Opinion

In my library: Sonia Manzano

The stars love to shine on “Sesame Street.” After 40 years playing Maria, Sonia Manzano has seen them all — even rising stars she didn’t recognize.

“There was a beautiful girl playing and singing on the set one day, and she said, ‘Omigod, Maria! I’ve grown up with you!’ She turned out to be Alicia Keys.”

Puppets still rule “Sesame Street,” and Manzano recalls one child’s reaction when Big Bird puppeteer Caroll Spinney took off the top half of his suit: “Maria, does Big Bird know there’s a man inside him?” Manzano — winner of 15 Emmys, author of two children’s books and a longtime Upper West Sider — just stepped into the cast of Off-Broadway’s “Love, Loss and What I Wore.” Here’s what’s in her library.

The Warmth of Other Suns

by Isabel Wilkerson

This book won raves — one critic said the common reader would be satisfied, as would the scholar. This is about the black migration from Jim Crow South to the North and California couched in the stories of real people. My parents emigrated from Puerto Rico in the ’40s, so I’m interested in migration.

Beautiful Maria of My Soul

by Oscar Hijuelos

Remember Nestor, from Hijuelos’ book “The Mambo Kings Play Songs of Love”? Nestor talks about the love he had for Maria, back in Cuba. This is the story from Maria’s point of view. It gives you a real sense of pre-Castro Havana, the music and the tragedy. It’s a very romantic story and it’s really sexy.

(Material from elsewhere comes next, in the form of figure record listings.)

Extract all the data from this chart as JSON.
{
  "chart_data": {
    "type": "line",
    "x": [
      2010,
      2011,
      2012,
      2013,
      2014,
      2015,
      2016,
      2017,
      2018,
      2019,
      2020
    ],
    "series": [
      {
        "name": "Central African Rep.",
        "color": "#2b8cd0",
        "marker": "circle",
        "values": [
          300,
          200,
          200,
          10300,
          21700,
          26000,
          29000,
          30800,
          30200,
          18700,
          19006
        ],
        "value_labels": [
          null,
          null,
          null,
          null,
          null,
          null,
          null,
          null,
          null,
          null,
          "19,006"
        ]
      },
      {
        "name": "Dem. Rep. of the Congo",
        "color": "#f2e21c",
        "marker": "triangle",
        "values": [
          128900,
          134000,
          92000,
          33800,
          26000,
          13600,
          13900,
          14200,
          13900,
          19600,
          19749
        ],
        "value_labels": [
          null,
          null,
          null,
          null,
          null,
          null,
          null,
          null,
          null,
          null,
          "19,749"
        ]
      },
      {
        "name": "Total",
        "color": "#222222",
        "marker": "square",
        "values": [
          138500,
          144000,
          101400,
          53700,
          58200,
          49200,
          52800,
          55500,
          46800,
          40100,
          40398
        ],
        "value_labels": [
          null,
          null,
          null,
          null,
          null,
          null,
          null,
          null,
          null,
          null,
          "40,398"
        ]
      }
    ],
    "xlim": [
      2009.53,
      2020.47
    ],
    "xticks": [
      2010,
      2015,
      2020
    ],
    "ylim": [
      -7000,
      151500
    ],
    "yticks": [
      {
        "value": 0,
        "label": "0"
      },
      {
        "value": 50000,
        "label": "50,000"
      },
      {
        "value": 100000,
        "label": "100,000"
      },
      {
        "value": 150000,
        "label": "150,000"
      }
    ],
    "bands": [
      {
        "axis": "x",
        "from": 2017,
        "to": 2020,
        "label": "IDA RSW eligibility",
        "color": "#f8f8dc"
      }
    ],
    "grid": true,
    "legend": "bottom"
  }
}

The Brief Wondrous Life of Oscar Wao

by Junot Diaz

This is a big, sprawling, “Gone With the Wind”-like family saga. One of the characters is a girl who has a terrible relationship with her mother, not realizing what she suffered in the Dominican Republic. It relates to everyone because we’ve all argued with our parents, but we didn’t realize what their journey was.

Please Ignore Vera Dietz

by A.S. King

I’m writing my first young-adult novel for Scholastic, so I thought I’d read some YA novels that won acclaim. They aren’t what they used to be — there’s often alcohol, drug abuse, abandonment, murder . . . the days of Nancy Drew are so over! This is about a boy who dies. It’s told in the voice of Vera, his friend, whose father’s an old hippie. It’s a real page turner!